The old docks are perfect for assembling offshore windmills, Mr Dowling explains. The blades are too big to travel by road, rail or plane, and therefore too expensive to travel from countries where they could be made more cheaply. Unlike much other heavy manufacturing, production of turbines is likely to remain in Britain.
With plenty of wind farms planned in the North Sea, the new facilities will be busy for decades. The latest phase of the nearby Hornsea farm, which will eventually be the world’s largest, was given the green light last month. When complete it will stretch 160km (100 miles).
Although subsidies for onshore wind have been slashed over the past year, political support for offshore wind remains strong, says Jan Matthiesen of the Carbon Trust, an advisory body. The government wants wind-generated electricity to double by 2030. With fierce local opposition to onshore wind farms, it is politically easier to hide them away at sea, though offshore turbines are more expensive to run.
Other ports are also benefiting from the offshore boom. South-east of Hull, long-abandoned fishing quays in Grimsby are being spruced up by Dong Energy, a Danish firm which plans to invest £6 billion in British wind farms. In Belfast, Harland and Wolff, the shipyard that built the Titanic, now gets 75% of its revenues from making green-energy equipment. Samson and Goliath, the yard’s two giant cranes, now build wind and tidal turbines instead of ocean liners. In May they helped build the world’s largest wave-energy generator. Firms in Aberdeen, Dundee and Newcastle, hit hard by the slump in oil and gas work, are also switching over production.

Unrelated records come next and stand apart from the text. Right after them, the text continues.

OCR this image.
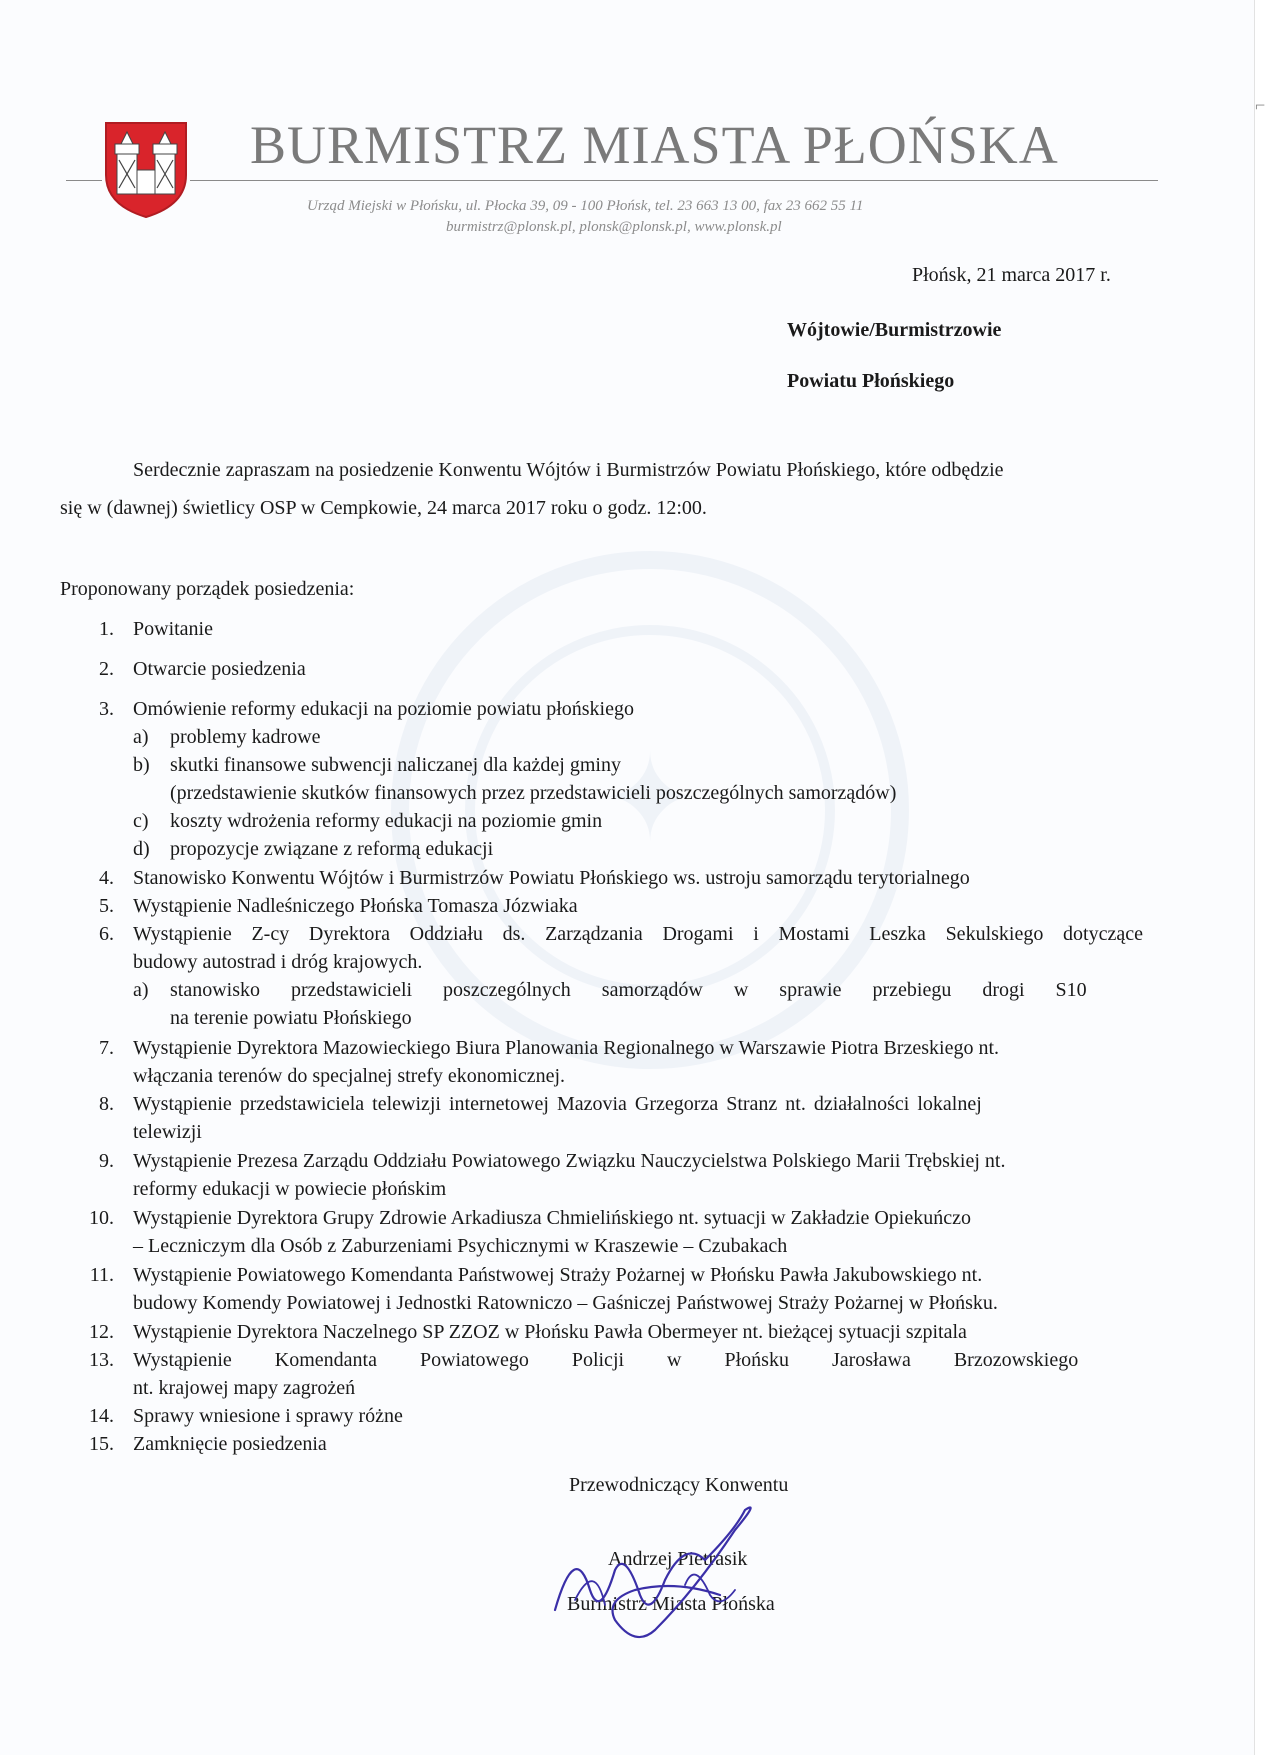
✦
BURMISTRZ MIASTA PŁOŃSKA
Urząd Miejski w Płońsku, ul. Płocka 39, 09 - 100 Płońsk, tel. 23 663 13 00, fax 23 662 55 11
burmistrz@plonsk.pl, plonsk@plonsk.pl, www.plonsk.pl
Płońsk, 21 marca 2017 r.
Wójtowie/Burmistrzowie
Powiatu Płońskiego
Serdecznie zapraszam na posiedzenie Konwentu Wójtów i Burmistrzów Powiatu Płońskiego, które odbędzie
się w (dawnej) świetlicy OSP w Cempkowie, 24 marca 2017 roku o godz. 12:00.
Proponowany porządek posiedzenia:
1. Powitanie
2. Otwarcie posiedzenia
3. Omówienie reformy edukacji na poziomie powiatu płońskiego
a) problemy kadrowe
b) skutki finansowe subwencji naliczanej dla każdej gminy
(przedstawienie skutków finansowych przez przedstawicieli poszczególnych samorządów)
c) koszty wdrożenia reformy edukacji na poziomie gmin
d) propozycje związane z reformą edukacji
4. Stanowisko Konwentu Wójtów i Burmistrzów Powiatu Płońskiego ws. ustroju samorządu terytorialnego
5. Wystąpienie Nadleśniczego Płońska Tomasza Józwiaka
6. Wystąpienie Z-cy Dyrektora Oddziału ds. Zarządzania Drogami i Mostami Leszka Sekulskiego dotyczące
budowy autostrad i dróg krajowych.
a) stanowisko przedstawicieli poszczególnych samorządów w sprawie przebiegu drogi S10
na terenie powiatu Płońskiego
7. Wystąpienie Dyrektora Mazowieckiego Biura Planowania Regionalnego w Warszawie Piotra Brzeskiego nt.
włączania terenów do specjalnej strefy ekonomicznej.
8. Wystąpienie przedstawiciela telewizji internetowej Mazovia Grzegorza Stranz nt. działalności lokalnej
telewizji
9. Wystąpienie Prezesa Zarządu Oddziału Powiatowego Związku Nauczycielstwa Polskiego Marii Trębskiej nt.
reformy edukacji w powiecie płońskim
10. Wystąpienie Dyrektora Grupy Zdrowie Arkadiusza Chmielińskiego nt. sytuacji w Zakładzie Opiekuńczo
– Leczniczym dla Osób z Zaburzeniami Psychicznymi w Kraszewie – Czubakach
11. Wystąpienie Powiatowego Komendanta Państwowej Straży Pożarnej w Płońsku Pawła Jakubowskiego nt.
budowy Komendy Powiatowej i Jednostki Ratowniczo – Gaśniczej Państwowej Straży Pożarnej w Płońsku.
12. Wystąpienie Dyrektora Naczelnego SP ZZOZ w Płońsku Pawła Obermeyer nt. bieżącej sytuacji szpitala
13. Wystąpienie Komendanta Powiatowego Policji w Płońsku Jarosława Brzozowskiego
nt. krajowej mapy zagrożeń
14. Sprawy wniesione i sprawy różne
15. Zamknięcie posiedzenia
Przewodniczący Konwentu
Andrzej Pietrasik
Burmistrz Miasta Płońska
⌐
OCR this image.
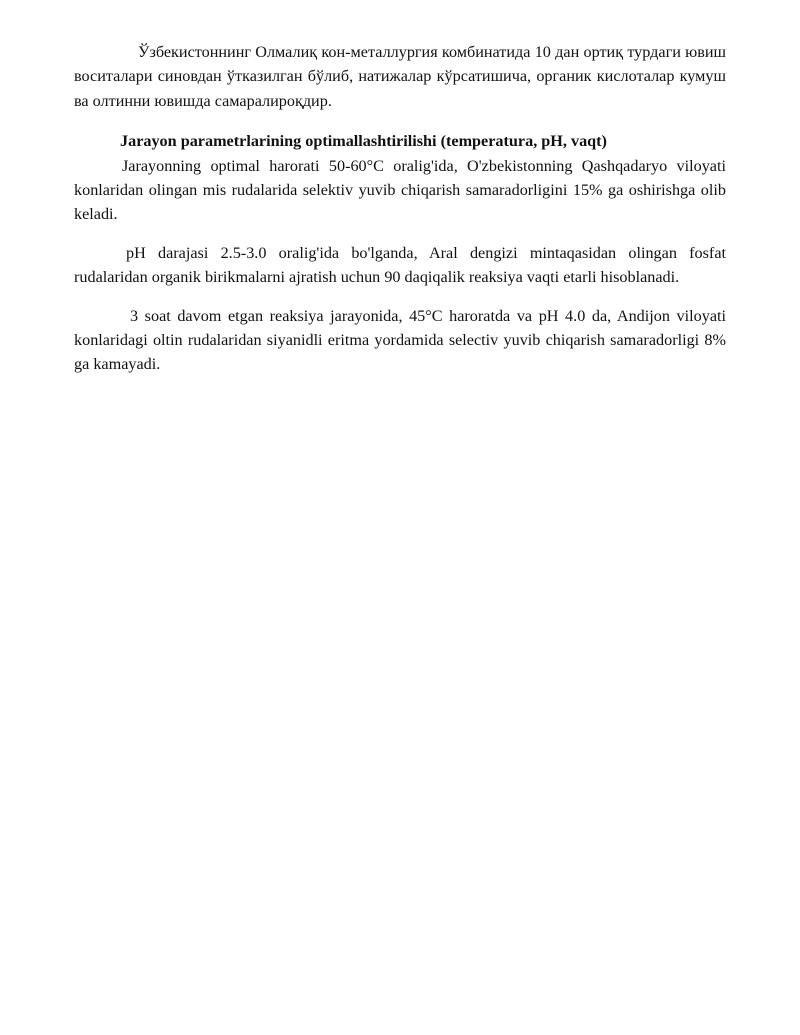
Ўзбекистоннинг Олмалиқ кон-металлургия комбинатида 10 дан ортиқ турдаги ювиш воситалари синовдан ўтказилган бўлиб, натижалар кўрсатишича, органик кислоталар кумуш ва олтинни ювишда самаралироқдир.

Jarayon parametrlarining optimallashtirilishi (temperatura, pH, vaqt)

Jarayonning optimal harorati 50-60°C oralig'ida, O'zbekistonning Qashqadaryo viloyati konlaridan olingan mis rudalarida selektiv yuvib chiqarish samaradorligini 15% ga oshirishga olib keladi.

pH darajasi 2.5-3.0 oralig'ida bo'lganda, Aral dengizi mintaqasidan olingan fosfat rudalaridan organik birikmalarni ajratish uchun 90 daqiqalik reaksiya vaqti etarli hisoblanadi.

3 soat davom etgan reaksiya jarayonida, 45°C haroratda va pH 4.0 da, Andijon viloyati konlaridagi oltin rudalaridan siyanidli eritma yordamida selectiv yuvib chiqarish samaradorligi 8% ga kamayadi.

Ports hope the change will be a boon for their wider economies. Hull City Council estimates that each job at the blade factory will create another three in the city. Siemens’ facilities will eventually employ 1,000 people. That is a small fraction of the 17,000 who worked at Hull’s docks 50 years ago; clearly, green energy will not solve all British dockyards’ problems. But it will give them a welcome tailwind.